Risk-Adjusted Performance

Very Weak

 
Weak
 
Strong
Over the last 90 days Cenovus Energy has generated negative risk-adjusted returns adding no value to investors with long positions. In spite of rather sound basic indicators, Cenovus Energy is not utilizing all of its potentials. The recent stock price tumult, may contribute to shorter-term losses for the shareholders.

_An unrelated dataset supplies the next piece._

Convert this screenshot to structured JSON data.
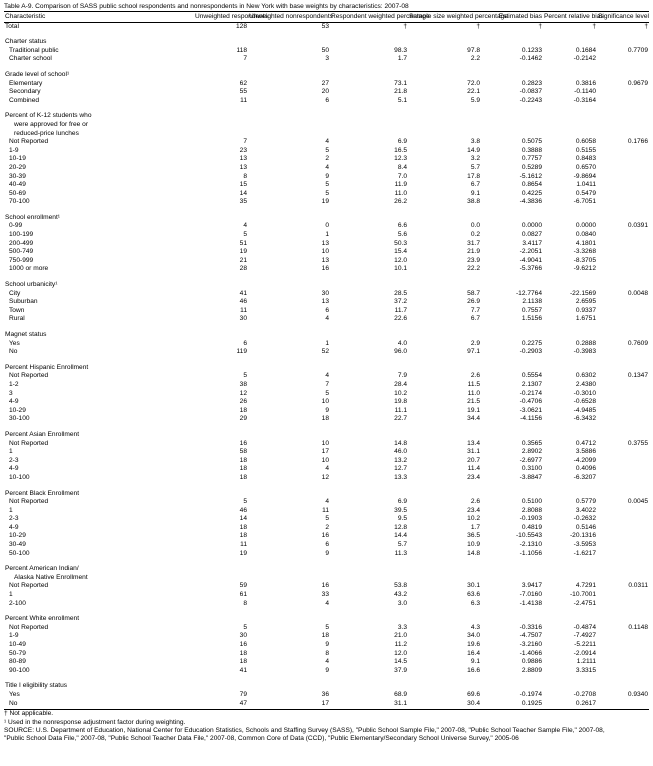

HF Sinclair and Cenovus Energy Volatility Contrast

   Predicted Return Density   
       Returns  

Pair Trading with HF Sinclair and Cenovus Energy

The main advantage of trading using opposite HF Sinclair and Cenovus Energy positions is that it hedges away some unsystematic risk. Because of two separate transactions, even if HF Sinclair position performs unexpectedly, Cenovus Energy can make up some of the losses. Pair trading also minimizes risk from directional movements in the market. For example, if an entire industry or sector drops because of unexpected headlines, the short position in Cenovus Energy will offset losses from the drop in Cenovus Energy's long position.
The idea behind HF Sinclair Corp and Cenovus Energy pairs trading is to make the combined position market-neutral, meaning the overall market's direction will not affect its win or loss (or potential downside or upside). This can be achieved by designing a pairs trade with two highly correlated stocks or equities that operate in a similar space or sector, making it possible to obtain profits through simple and relatively low-risk investment.
Check out your portfolio center.
Note that this page's information should be used as a complementary analysis to find the right mix of equity instruments to add to your existing portfolios or create a brand new portfolio. You can also try the Risk-Return Analysis module to view associations between returns expected from investment and the risk you assume.